Five hundred blood samples were collected and analyzed for microsatellite markers (D19S216, D19S894, and DS1034) of chromosome 19p13.3. Comparison among patients, family members, and healthy subjects revealed no significant association between markers and scoliosis at the genotypic level: D19S216 (=0.21), D19S894 (=0.37), and DS1034 (=0.25). However, at the allelic level, a statistically significant association was observed for marker DS1034 (=0.008), and marker D19S216 showed significance between fathers and patients (<0.001) compared with patients and mothers. The other two markers, D19S216 (=0.25) and D19S894 (=0.17), showed no significant association between patients and mothers.

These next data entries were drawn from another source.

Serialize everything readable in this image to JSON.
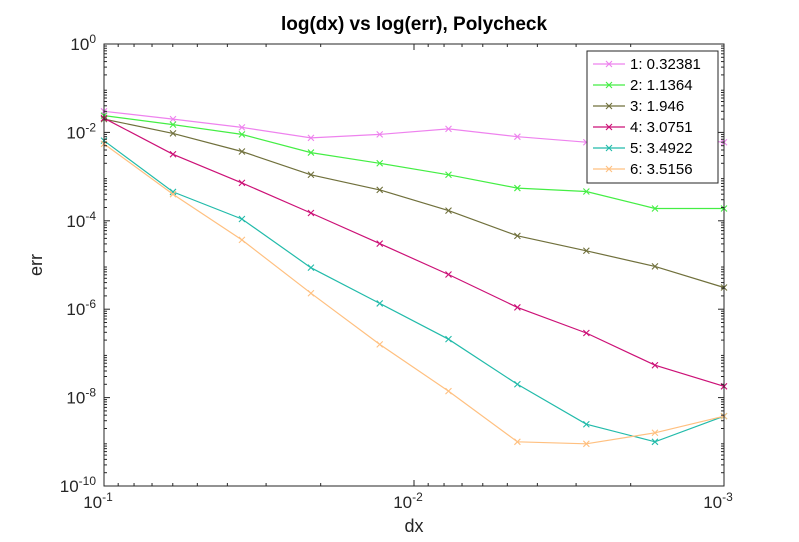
{
  "chart_data": {
    "type": "line",
    "title": "log(dx) vs log(err), Polycheck",
    "xlabel": "dx",
    "ylabel": "err",
    "xscale": "log",
    "yscale": "log",
    "x_reversed": true,
    "xlim": [
      0.001,
      0.1
    ],
    "ylim": [
      1e-10,
      1
    ],
    "grid": false,
    "legend_position": "top-right",
    "x_ticks": [
      {
        "value": 0.1,
        "base": "10",
        "exp": "-1"
      },
      {
        "value": 0.01,
        "base": "10",
        "exp": "-2"
      },
      {
        "value": 0.001,
        "base": "10",
        "exp": "-3"
      }
    ],
    "y_ticks": [
      {
        "value": 1e-10,
        "base": "10",
        "exp": "-10"
      },
      {
        "value": 1e-08,
        "base": "10",
        "exp": "-8"
      },
      {
        "value": 1e-06,
        "base": "10",
        "exp": "-6"
      },
      {
        "value": 0.0001,
        "base": "10",
        "exp": "-4"
      },
      {
        "value": 0.01,
        "base": "10",
        "exp": "-2"
      },
      {
        "value": 1,
        "base": "10",
        "exp": "0"
      }
    ],
    "x": [
      0.1,
      0.0599,
      0.0359,
      0.0215,
      0.0129,
      0.00774,
      0.00464,
      0.00278,
      0.00167,
      0.001
    ],
    "series": [
      {
        "name": "1: 0.32381",
        "color": "#ee82ee",
        "values": [
          0.03,
          0.02,
          0.013,
          0.0075,
          0.009,
          0.012,
          0.008,
          0.006,
          0.008,
          0.006
        ]
      },
      {
        "name": "2: 1.1364",
        "color": "#44ee44",
        "values": [
          0.024,
          0.015,
          0.009,
          0.0035,
          0.002,
          0.0011,
          0.00055,
          0.00046,
          0.00019,
          0.00019
        ]
      },
      {
        "name": "3: 1.946",
        "color": "#70703c",
        "values": [
          0.02,
          0.0095,
          0.0037,
          0.0011,
          0.0005,
          0.00017,
          4.57e-05,
          2.1e-05,
          9.3e-06,
          3.1e-06
        ]
      },
      {
        "name": "4: 3.0751",
        "color": "#cc1177",
        "values": [
          0.021,
          0.0032,
          0.00072,
          0.00015,
          3.05e-05,
          6.1e-06,
          1.1e-06,
          2.9e-07,
          5.4e-08,
          1.8e-08
        ]
      },
      {
        "name": "5: 3.4922",
        "color": "#22bbaa",
        "values": [
          0.0065,
          0.00045,
          0.00011,
          8.7e-06,
          1.35e-06,
          2.1e-07,
          2e-08,
          2.5e-09,
          1e-09,
          3.8e-09
        ]
      },
      {
        "name": "6: 3.5156",
        "color": "#ffc080",
        "values": [
          0.0055,
          0.0004,
          3.7e-05,
          2.3e-06,
          1.6e-07,
          1.4e-08,
          1e-09,
          9e-10,
          1.6e-09,
          3.8e-09
        ]
      }
    ]
  }
}
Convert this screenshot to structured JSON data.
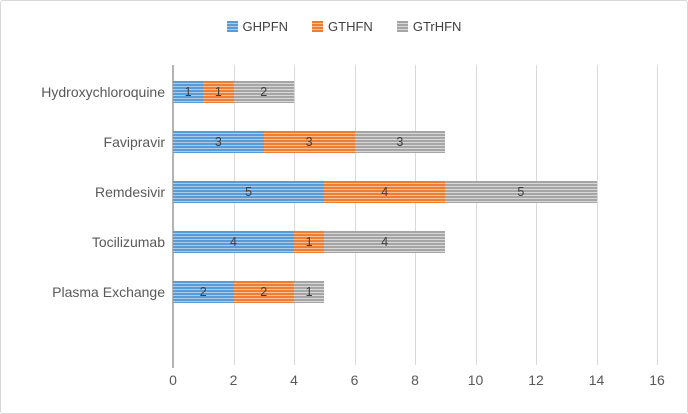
{
  "chart_data": {
    "type": "bar",
    "orientation": "horizontal",
    "stacked": true,
    "pattern": "light-horizontal-stripes",
    "title": "",
    "xlabel": "",
    "ylabel": "",
    "categories": [
      "Hydroxychloroquine",
      "Favipravir",
      "Remdesivir",
      "Tocilizumab",
      "Plasma Exchange"
    ],
    "series": [
      {
        "name": "GHPFN",
        "color": "#5b9bd5",
        "stripe_color": "#a9ccec",
        "values": [
          1,
          3,
          5,
          4,
          2
        ]
      },
      {
        "name": "GTHFN",
        "color": "#ed7d31",
        "stripe_color": "#f6c09a",
        "values": [
          1,
          3,
          4,
          1,
          2
        ]
      },
      {
        "name": "GTrHFN",
        "color": "#a5a5a5",
        "stripe_color": "#d8d8d8",
        "values": [
          2,
          3,
          5,
          4,
          1
        ]
      }
    ],
    "totals": [
      4,
      9,
      14,
      9,
      5
    ],
    "xlim": [
      0,
      16
    ],
    "x_ticks": [
      "0",
      "2",
      "4",
      "6",
      "8",
      "10",
      "12",
      "14",
      "16"
    ],
    "grid": true,
    "legend_position": "top-center",
    "data_labels": true,
    "data_label_color": "#3f3f3f",
    "axis_text_color": "#595959",
    "gridline_color": "#d9d9d9",
    "axis_line_color": "#b3b3b3",
    "background_color": "#ffffff"
  }
}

At the allelic level, marker DS1034 was significantly associated with AIS patients and their fathers. This allelic marker on chromosome 19p13.3 appears to be important in AIS etiology.
前瞻性病例对照研究。
本研究旨在评估沙特阿拉伯青少年特发性脊柱侧凸(AIS)患儿的遗传影响。
已描述了与19号染色体短臂相关的特发性脊柱侧凸基因座。在胡拜尔法赫德国王大学医院进行的一项初步研究表明,与健康受试者相比,19号染色体短臂13.3区域的三个微卫星标记(D19S216、D19S894和DS1034)在沙特阿拉伯女性中具有显著意义。
共招募了100名接受AIS治疗的无血缘关系的沙特阿拉伯女孩、她们的父母、健康的兄弟姐妹以及健康受试者,对19号染色体短臂13.3区域的标记进行基因分析。在获得其父母的知情同意后,采集血样,并使用GENEHUNTER 2.1版进行参数和非参数连锁分析。采用多点连锁分析来确定一种常染色体显性性状,其基因频率为0.01,在基因型和等位基因水平上估计的外显率为80%。
采集并分析了500份血样,检测19号染色体短臂13.3区域的微卫星标记(D19S216、D19S894和DS1034)。患者、家庭成员和健康受试者之间的比较显示,在基因型水平上,标记与脊柱侧凸之间无显著关联:D19S216(P=0.21)、D19S894(P=0.37)和DS1034(P=0.25)。然而,在等位基因水平上,观察到标记DS1034具有统计学显著关联(P=0.008),与患者和母亲相比,标记D19S216在父亲与患者之间显示出显著差异(P<0.001)。另外两个标记,D19S216(P=0.25)和D19S894(P=0.17),在患者与母亲之间未显示出显著关联。
在等位基因水平上,标记DS1034与AIS患者及其父亲显著相关。19号染色体短臂13.3区域的这个等位基因标记似乎在AIS病因学中具有重要意义。